Do not use batch for bulk loading
Batches are to be used when you want to keep a set of denormalized set of tables in sync. Do not use batch for bulk loading (especially when multiple partition keys are involved) because it can put significant pressure on the coordinator node and detrimental for performance.
Take advantage of prepared statements when possible
Use prepared statement when you are executing a query with same structure multiple times . Cassandra will parse the query string and cache the result . Next time you want the query you can just bind the variables with cached prepared statements . It helps in increasing the performance by skipping the parsing phase for each and every query .
Avoid using IN clause queries with large number of values for multiple partitions
Using 'in' clause queries with large numbers for multiple partitions puts significant pressure on the coordinator node.
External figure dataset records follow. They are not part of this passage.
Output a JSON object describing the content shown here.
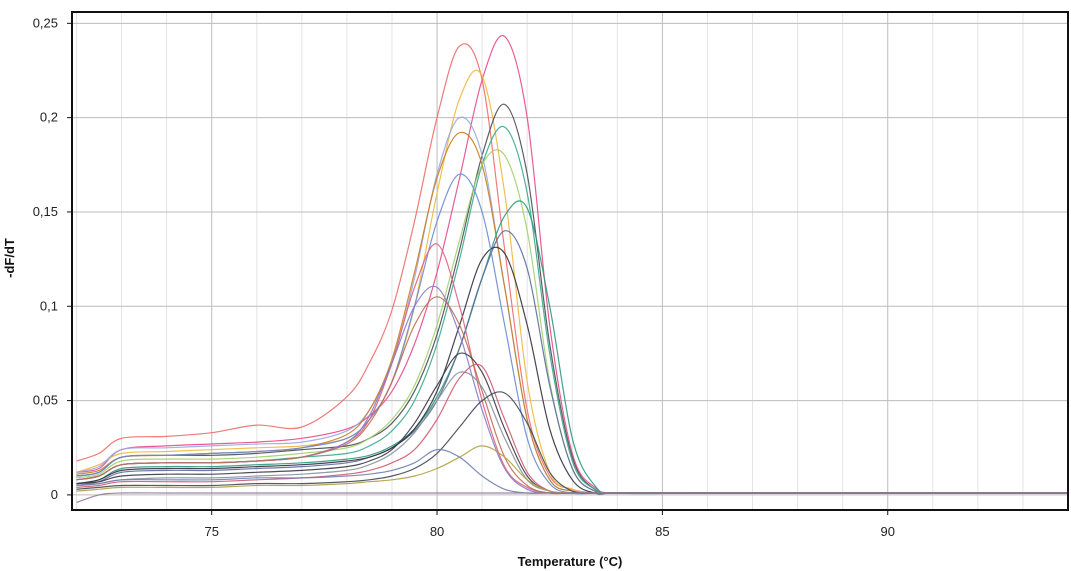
{
  "chart_data": {
    "type": "line",
    "title": "",
    "xlabel": "Temperature (°C)",
    "ylabel": "-dF/dT",
    "xlim": [
      71.9,
      94
    ],
    "ylim": [
      -0.008,
      0.256
    ],
    "x_ticks": [
      75,
      80,
      85,
      90
    ],
    "x_tick_labels": [
      "75",
      "80",
      "85",
      "90"
    ],
    "y_ticks": [
      0,
      0.05,
      0.1,
      0.15,
      0.2,
      0.25
    ],
    "y_tick_labels": [
      "0",
      "0,05",
      "0,1",
      "0,15",
      "0,2",
      "0,25"
    ],
    "grid": true,
    "legend": "none",
    "x_sample": [
      72,
      72.5,
      73,
      74,
      75,
      76,
      77,
      78,
      78.5,
      79,
      79.5,
      80,
      80.5,
      81,
      81.5,
      82,
      82.5,
      83,
      83.5,
      84,
      86,
      88,
      90,
      92,
      94
    ],
    "series": [
      {
        "color": "#f06a6a",
        "values": [
          0.018,
          0.022,
          0.03,
          0.031,
          0.033,
          0.037,
          0.036,
          0.052,
          0.07,
          0.098,
          0.145,
          0.2,
          0.238,
          0.22,
          0.13,
          0.045,
          0.01,
          0.003,
          0.001,
          0.001,
          0.001,
          0.001,
          0.001,
          0.001,
          0.001
        ]
      },
      {
        "color": "#e84a8a",
        "values": [
          0.012,
          0.014,
          0.024,
          0.026,
          0.027,
          0.028,
          0.03,
          0.035,
          0.042,
          0.055,
          0.08,
          0.118,
          0.168,
          0.22,
          0.243,
          0.2,
          0.09,
          0.022,
          0.004,
          0.001,
          0.001,
          0.001,
          0.001,
          0.001,
          0.001
        ]
      },
      {
        "color": "#f0b840",
        "values": [
          0.012,
          0.016,
          0.022,
          0.023,
          0.024,
          0.025,
          0.026,
          0.03,
          0.04,
          0.06,
          0.1,
          0.16,
          0.21,
          0.222,
          0.16,
          0.06,
          0.012,
          0.003,
          0.001,
          0.001,
          0.001,
          0.001,
          0.001,
          0.001,
          0.001
        ]
      },
      {
        "color": "#4a4a58",
        "values": [
          0.01,
          0.012,
          0.02,
          0.021,
          0.021,
          0.022,
          0.024,
          0.026,
          0.03,
          0.038,
          0.055,
          0.085,
          0.13,
          0.18,
          0.207,
          0.17,
          0.08,
          0.02,
          0.003,
          0.001,
          0.001,
          0.001,
          0.001,
          0.001,
          0.001
        ]
      },
      {
        "color": "#9aa8e0",
        "values": [
          0.012,
          0.015,
          0.024,
          0.025,
          0.026,
          0.027,
          0.028,
          0.034,
          0.045,
          0.07,
          0.115,
          0.17,
          0.2,
          0.18,
          0.11,
          0.04,
          0.008,
          0.002,
          0.001,
          0.001,
          0.001,
          0.001,
          0.001,
          0.001,
          0.001
        ]
      },
      {
        "color": "#3aa888",
        "values": [
          0.008,
          0.01,
          0.016,
          0.017,
          0.017,
          0.018,
          0.02,
          0.022,
          0.026,
          0.034,
          0.05,
          0.08,
          0.125,
          0.175,
          0.195,
          0.16,
          0.075,
          0.018,
          0.003,
          0.001,
          0.001,
          0.001,
          0.001,
          0.001,
          0.001
        ]
      },
      {
        "color": "#c88020",
        "values": [
          0.011,
          0.013,
          0.02,
          0.021,
          0.022,
          0.023,
          0.025,
          0.032,
          0.045,
          0.072,
          0.118,
          0.168,
          0.192,
          0.175,
          0.11,
          0.04,
          0.008,
          0.002,
          0.001,
          0.001,
          0.001,
          0.001,
          0.001,
          0.001,
          0.001
        ]
      },
      {
        "color": "#a0d070",
        "values": [
          0.009,
          0.011,
          0.018,
          0.019,
          0.019,
          0.02,
          0.022,
          0.025,
          0.03,
          0.04,
          0.058,
          0.09,
          0.135,
          0.175,
          0.18,
          0.14,
          0.06,
          0.014,
          0.002,
          0.001,
          0.001,
          0.001,
          0.001,
          0.001,
          0.001
        ]
      },
      {
        "color": "#2a9a7a",
        "values": [
          0.006,
          0.008,
          0.014,
          0.015,
          0.015,
          0.016,
          0.017,
          0.019,
          0.021,
          0.026,
          0.035,
          0.052,
          0.078,
          0.115,
          0.148,
          0.152,
          0.1,
          0.03,
          0.005,
          0.001,
          0.001,
          0.001,
          0.001,
          0.001,
          0.001
        ]
      },
      {
        "color": "#5a6a9a",
        "values": [
          0.005,
          0.007,
          0.012,
          0.013,
          0.013,
          0.014,
          0.015,
          0.017,
          0.02,
          0.025,
          0.034,
          0.05,
          0.078,
          0.115,
          0.14,
          0.12,
          0.058,
          0.014,
          0.002,
          0.001,
          0.001,
          0.001,
          0.001,
          0.001,
          0.001
        ]
      },
      {
        "color": "#303040",
        "values": [
          0.006,
          0.008,
          0.013,
          0.014,
          0.014,
          0.015,
          0.016,
          0.018,
          0.02,
          0.025,
          0.035,
          0.055,
          0.09,
          0.125,
          0.128,
          0.09,
          0.035,
          0.008,
          0.001,
          0.001,
          0.001,
          0.001,
          0.001,
          0.001,
          0.001
        ]
      },
      {
        "color": "#6a8ad0",
        "values": [
          0.01,
          0.012,
          0.02,
          0.021,
          0.022,
          0.023,
          0.025,
          0.03,
          0.04,
          0.06,
          0.1,
          0.145,
          0.17,
          0.15,
          0.09,
          0.03,
          0.006,
          0.001,
          0.001,
          0.001,
          0.001,
          0.001,
          0.001,
          0.001,
          0.001
        ]
      },
      {
        "color": "#e06080",
        "values": [
          0.008,
          0.01,
          0.016,
          0.017,
          0.017,
          0.018,
          0.02,
          0.028,
          0.04,
          0.07,
          0.11,
          0.133,
          0.1,
          0.05,
          0.015,
          0.004,
          0.001,
          0.001,
          0.001,
          0.001,
          0.001,
          0.001,
          0.001,
          0.001,
          0.001
        ]
      },
      {
        "color": "#8a7ac8",
        "values": [
          0.008,
          0.01,
          0.016,
          0.017,
          0.017,
          0.018,
          0.02,
          0.028,
          0.042,
          0.07,
          0.1,
          0.11,
          0.085,
          0.045,
          0.014,
          0.003,
          0.001,
          0.001,
          0.001,
          0.001,
          0.001,
          0.001,
          0.001,
          0.001,
          0.001
        ]
      },
      {
        "color": "#b87050",
        "values": [
          0.008,
          0.01,
          0.016,
          0.017,
          0.017,
          0.018,
          0.02,
          0.027,
          0.038,
          0.06,
          0.09,
          0.105,
          0.09,
          0.055,
          0.02,
          0.005,
          0.001,
          0.001,
          0.001,
          0.001,
          0.001,
          0.001,
          0.001,
          0.001,
          0.001
        ]
      },
      {
        "color": "#3a3a48",
        "values": [
          0.006,
          0.007,
          0.01,
          0.011,
          0.011,
          0.012,
          0.013,
          0.015,
          0.018,
          0.024,
          0.038,
          0.058,
          0.075,
          0.065,
          0.035,
          0.01,
          0.002,
          0.001,
          0.001,
          0.001,
          0.001,
          0.001,
          0.001,
          0.001,
          0.001
        ]
      },
      {
        "color": "#8890a0",
        "values": [
          0.005,
          0.006,
          0.008,
          0.009,
          0.009,
          0.01,
          0.011,
          0.013,
          0.016,
          0.022,
          0.033,
          0.05,
          0.065,
          0.057,
          0.03,
          0.008,
          0.002,
          0.001,
          0.001,
          0.001,
          0.001,
          0.001,
          0.001,
          0.001,
          0.001
        ]
      },
      {
        "color": "#d05a70",
        "values": [
          0.004,
          0.005,
          0.007,
          0.007,
          0.007,
          0.008,
          0.009,
          0.011,
          0.013,
          0.017,
          0.024,
          0.04,
          0.062,
          0.068,
          0.04,
          0.012,
          0.002,
          0.001,
          0.001,
          0.001,
          0.001,
          0.001,
          0.001,
          0.001,
          0.001
        ]
      },
      {
        "color": "#404858",
        "values": [
          0.003,
          0.004,
          0.005,
          0.005,
          0.005,
          0.006,
          0.006,
          0.007,
          0.008,
          0.01,
          0.014,
          0.022,
          0.036,
          0.05,
          0.054,
          0.038,
          0.012,
          0.002,
          0.001,
          0.001,
          0.001,
          0.001,
          0.001,
          0.001,
          0.001
        ]
      },
      {
        "color": "#b0a040",
        "values": [
          0.002,
          0.003,
          0.004,
          0.004,
          0.004,
          0.005,
          0.005,
          0.006,
          0.007,
          0.008,
          0.01,
          0.014,
          0.02,
          0.026,
          0.02,
          0.008,
          0.002,
          0.001,
          0.001,
          0.001,
          0.001,
          0.001,
          0.001,
          0.001,
          0.001
        ]
      },
      {
        "color": "#7080b0",
        "values": [
          0.005,
          0.006,
          0.008,
          0.008,
          0.008,
          0.009,
          0.009,
          0.01,
          0.011,
          0.013,
          0.017,
          0.024,
          0.02,
          0.01,
          0.003,
          0.001,
          0.001,
          0.001,
          0.001,
          0.001,
          0.001,
          0.001,
          0.001,
          0.001,
          0.001
        ]
      },
      {
        "color": "#907a9a",
        "values": [
          -0.004,
          0.0,
          0.001,
          0.001,
          0.001,
          0.001,
          0.001,
          0.001,
          0.001,
          0.001,
          0.001,
          0.001,
          0.001,
          0.001,
          0.001,
          0.001,
          0.001,
          0.001,
          0.001,
          0.001,
          0.001,
          0.001,
          0.001,
          0.001,
          0.001
        ]
      }
    ]
  }
}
Also if the coordinator node fails to process that query due to excessive load , the whole thing have to be retried . Instead prefer to use separate queries in these cases to avoid single failure points and overheating the coordinator node.
Do not use SimpleReplicationStrategy in multi-datacenter environments
Simple strategy for replication is used for single datacenter environments .It places the replica in the next nodes clockwise without considering the rack or datacenter location . Hence it should not be used for multi-datacenter environments.
Prefer to use local consistency levels in multi-datacenter environments
If possible and the use case permits always prefer to use local consistency levels in multi-datacenter environments. With local consistency level , local replicas are consulted for preparing a response and this avoids latency of inter-datacenter communication .
Avoid queue like data models
These kind of data models generate a lot of tombstones . A slice query which scans through a lot of tombstones for finding a match is sub optimal . It causes latency issues and also increases heap pressure because it scans through a lot of grabage data for finding a small amount of required data .
Avoid reading before writing pattern
Reads for uncached data may need multiple disk hits . Hence this decreases the throughput of writes considerably which does sequential i/o.
Try to keep the total number of tables in a cluster within a reasonable limit
Large number of tables inside a cluster can cause excessive heap and memory pressure . So try to keep the number of tables in a cluster within a reasonable limit . Due to multiple factors involved with tables its difficult to find a good number but from many tests it has been established that you should try to keep the number of tables within 200 (warning level) and you absolutely should not cross 500 tables(failure level).
Choose Leveled compaction Strategy for read heavy work load if sufficient i/o is available
Assuming nearly uniform rows, leveled compaction strategy guarantees that 90% of all reads are satisfied from a single sstable. Hence it is great for read heavy and latency sensitive use cases . Of course it causes more compaction and hence requires more i/o during compaction.
Note: Its always good to use leveled compaction strategy while creating the table itself . Once the table itself is created , it becomes bit tricky to change it later . Although it can be changed later , do it with caution as it can overload your node with lot of i/o .
Keep your multiple-partition batch size within 5KB
Large batches can cause siginificant performance penalty by overloading the coordinator node . So try to keep your batch size as 5KB per batch when using multiple-partition batch.